En parallèle à l’exposition « Fichés ? » aux Archives nationales et à la lumière des travaux des chercheurs réunis lors du colloque du MRAP en février 2010, ce dossier documentaire se donne pour objectif de mettre en perspective certains faits d’actualités comme le fichage des Minorités Ethniques Non Sédentaires (MENS) ou les débats autour du statut administratif spécifique des Gens du voyage.
Pour cela, ce dossier revient sur ce long siècle, que l’on peut voir débuter en 1895 avec le premier recensement des «nomades» visant à mieux cerner les contours d'une population méconnue et crainte dans le monde rural, suivie en 1897 d'une commission extraparlementaire sur la sécurité des campagnes.
Les politiques de contrôle traverseront le siècle avec notamment l’établissement en 1912 du carnet anthropométrique de nomade instaurant le fichage par «bertillonnage», l’interdiction de circulation et l’assignation à résidence des porteurs dudit carnet en avril 1940 et l’internement d’une partie des nomades entre octobre 1940 et l’année 1946.
Il faudra attendre 1969 pour que le carnet anthropométrique disparaisse, mais il sera remplacé par les titres de circulation actuels. En 2011 son abrogation est toujours
«à l’étude» et les avancées vers le droit commun restent très «timides».
Enfin la première décade du XXIe siècle s'achève par la révélation de l’emploi de la catégorie MENS par la gendarmerie ainsi que l’utilisation des empreintes digitales et un retour à la photographie pour ficher les migrants bénéficiant d’une «aide au retour», dont notamment et en grande partie les Roms d’Europe Centrale et Orientale traversant les frontières françaises.
[dossier réalisé en septembre 2011]

Pour aller plus loin :


Recensement des Bohémiens. Le petit Journal Illustré n°233 du 5 mai 1895

Histoire des Bohémiens du XIXème siècle à la création du carnet de nomades en 1912

Si durant le XIXème siècle un certain romantisme entourait les populations itinérantes, et se retrouvait par exemple dans la littérature ou la peinture, le besoin de contrôle par les gouvernants n’est pas une invention du XXème siècle : dès 1863 est créé le carnet de saltimbanques musiciens, chanteurs ambulants… Celui-ci associe les fonctions du passeport intérieur (obligatoire pour tous les citoyens jusqu’en 1890) et l’autorisation d’exercice de profession ambulante.
Il restera en vigueur jusqu’en 1912, prolongeant par là l’utilisation du passeport intérieur pour les seules populations itinérantes.
La fin du siècle restera marquée par un très fort rejet des «Bohémiens» et «Romanichels», qui se traduira par un recensement en 1895 de tous les «nomades et bohémiens».

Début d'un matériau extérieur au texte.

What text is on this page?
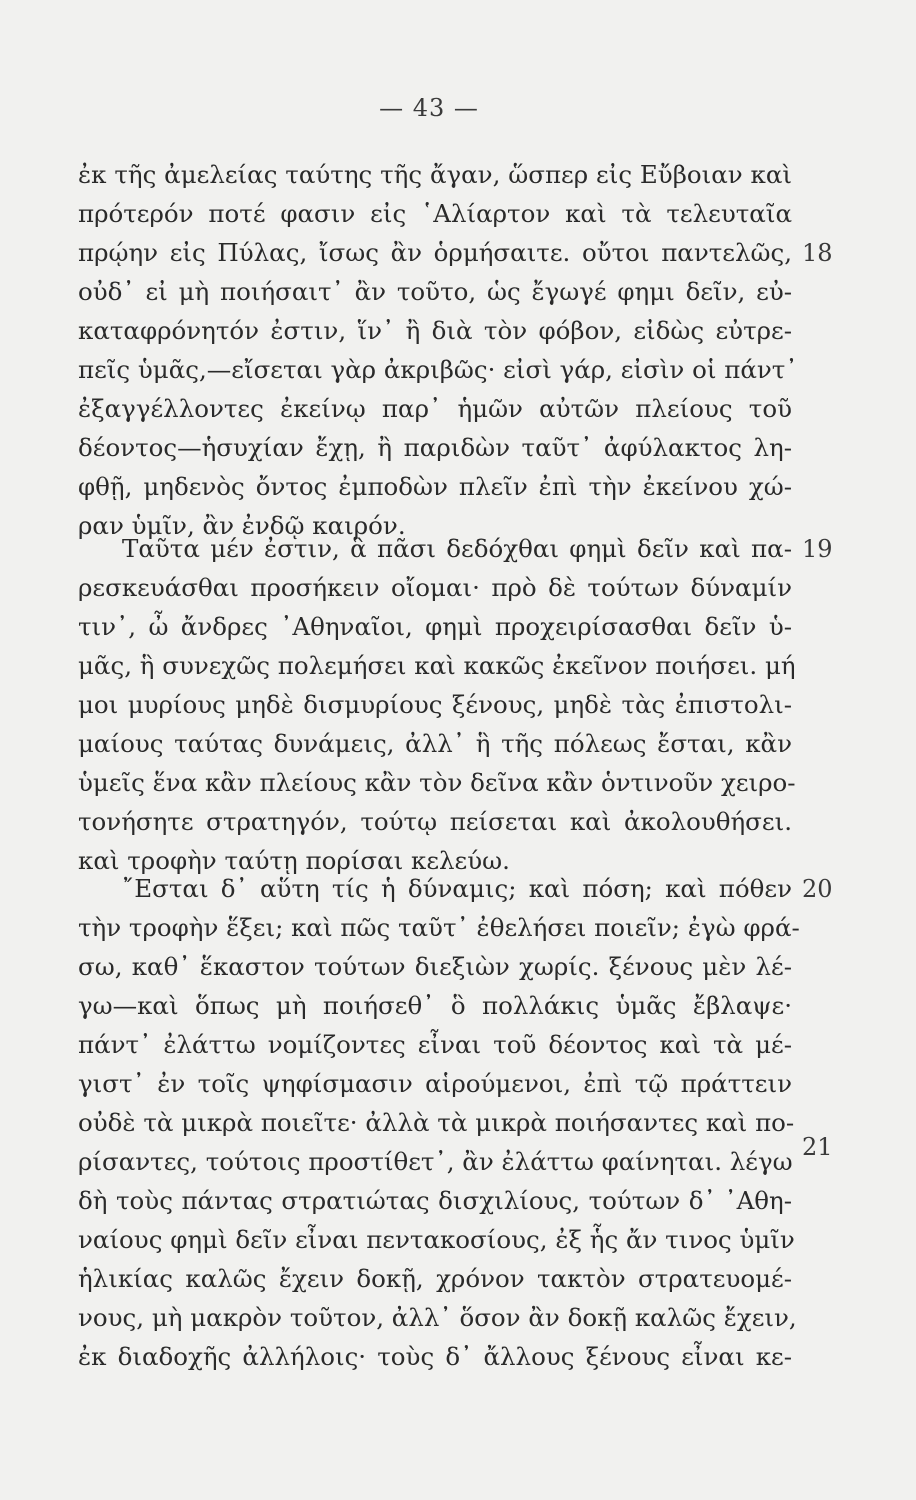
— 43 —
ἐκ τῆς ἀμελείας ταύτης τῆς ἄγαν, ὥσπερ εἰς Εὔβοιαν καὶ
πρότερόν ποτέ φασιν εἰς ῾Αλίαρτον καὶ τὰ τελευταῖα
πρῴην εἰς Πύλας, ἴσως ἂν ὁρμήσαιτε. οὔτοι παντελῶς,
οὐδ᾽ εἰ μὴ ποιήσαιτ᾽ ἂν τοῦτο, ὡς ἔγωγέ φημι δεῖν, εὐ-
καταφρόνητόν ἐστιν, ἵν᾽ ἢ διὰ τὸν φόβον, εἰδὼς εὐτρε-
πεῖς ὑμᾶς,—εἴσεται γὰρ ἀκριβῶς· εἰσὶ γάρ, εἰσὶν οἱ πάντ᾽
ἐξαγγέλλοντες ἐκείνῳ παρ᾽ ἡμῶν αὐτῶν πλείους τοῦ
δέοντος—ἡσυχίαν ἔχῃ, ἢ παριδὼν ταῦτ᾽ ἀφύλακτος λη-
φθῇ, μηδενὸς ὄντος ἐμποδὼν πλεῖν ἐπὶ τὴν ἐκείνου χώ-
ραν ὑμῖν, ἂν ἐνδῷ καιρόν.
Ταῦτα μέν ἐστιν, ἃ πᾶσι δεδόχθαι φημὶ δεῖν καὶ πα-
ρεσκευάσθαι προσήκειν οἴομαι· πρὸ δὲ τούτων δύναμίν
τιν᾽, ὦ ἄνδρες ᾽Αθηναῖοι, φημὶ προχειρίσασθαι δεῖν ὑ-
μᾶς, ἣ συνεχῶς πολεμήσει καὶ κακῶς ἐκεῖνον ποιήσει. μή
μοι μυρίους μηδὲ δισμυρίους ξένους, μηδὲ τὰς ἐπιστολι-
μαίους ταύτας δυνάμεις, ἀλλ᾽ ἣ τῆς πόλεως ἔσται, κἂν
ὑμεῖς ἕνα κἂν πλείους κἂν τὸν δεῖνα κἂν ὁντινοῦν χειρο-
τονήσητε στρατηγόν, τούτῳ πείσεται καὶ ἀκολουθήσει.
καὶ τροφὴν ταύτῃ πορίσαι κελεύω.
῎Εσται δ᾽ αὕτη τίς ἡ δύναμις; καὶ πόση; καὶ πόθεν
τὴν τροφὴν ἕξει; καὶ πῶς ταῦτ᾽ ἐθελήσει ποιεῖν; ἐγὼ φρά-
σω, καθ᾽ ἕκαστον τούτων διεξιὼν χωρίς. ξένους μὲν λέ-
γω—καὶ ὅπως μὴ ποιήσεθ᾽ ὃ πολλάκις ὑμᾶς ἔβλαψε·
πάντ᾽ ἐλάττω νομίζοντες εἶναι τοῦ δέοντος καὶ τὰ μέ-
γιστ᾽ ἐν τοῖς ψηφίσμασιν αἱρούμενοι, ἐπὶ τῷ πράττειν
οὐδὲ τὰ μικρὰ ποιεῖτε· ἀλλὰ τὰ μικρὰ ποιήσαντες καὶ πο-
ρίσαντες, τούτοις προστίθετ᾽, ἂν ἐλάττω φαίνηται. λέγω
δὴ τοὺς πάντας στρατιώτας δισχιλίους, τούτων δ᾽ ᾽Αθη-
ναίους φημὶ δεῖν εἶναι πεντακοσίους, ἐξ ἧς ἄν τινος ὑμῖν
ἡλικίας καλῶς ἔχειν δοκῇ, χρόνον τακτὸν στρατευομέ-
νους, μὴ μακρὸν τοῦτον, ἀλλ᾽ ὅσον ἂν δοκῇ καλῶς ἔχειν,
ἐκ διαδοχῆς ἀλλήλοις· τοὺς δ᾽ ἄλλους ξένους εἶναι κε-
18
19
20
21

Un rapport, en 1908, conclura à la présence sur le territoire national de « 25.000 nomades en bande voyageant avec roulotte ».
Ceux-ci ne pouvant être arrêtés pour délit de vagabondage, ayant souvent à leur disposition une (faible) somme d’argent et déclarant exercer certaines professions.
La fin du XIXème siècle voit également se développer les techniques de fichage mises au point par Alphonse Bertillon permettant l’identification des criminels et leur fichage.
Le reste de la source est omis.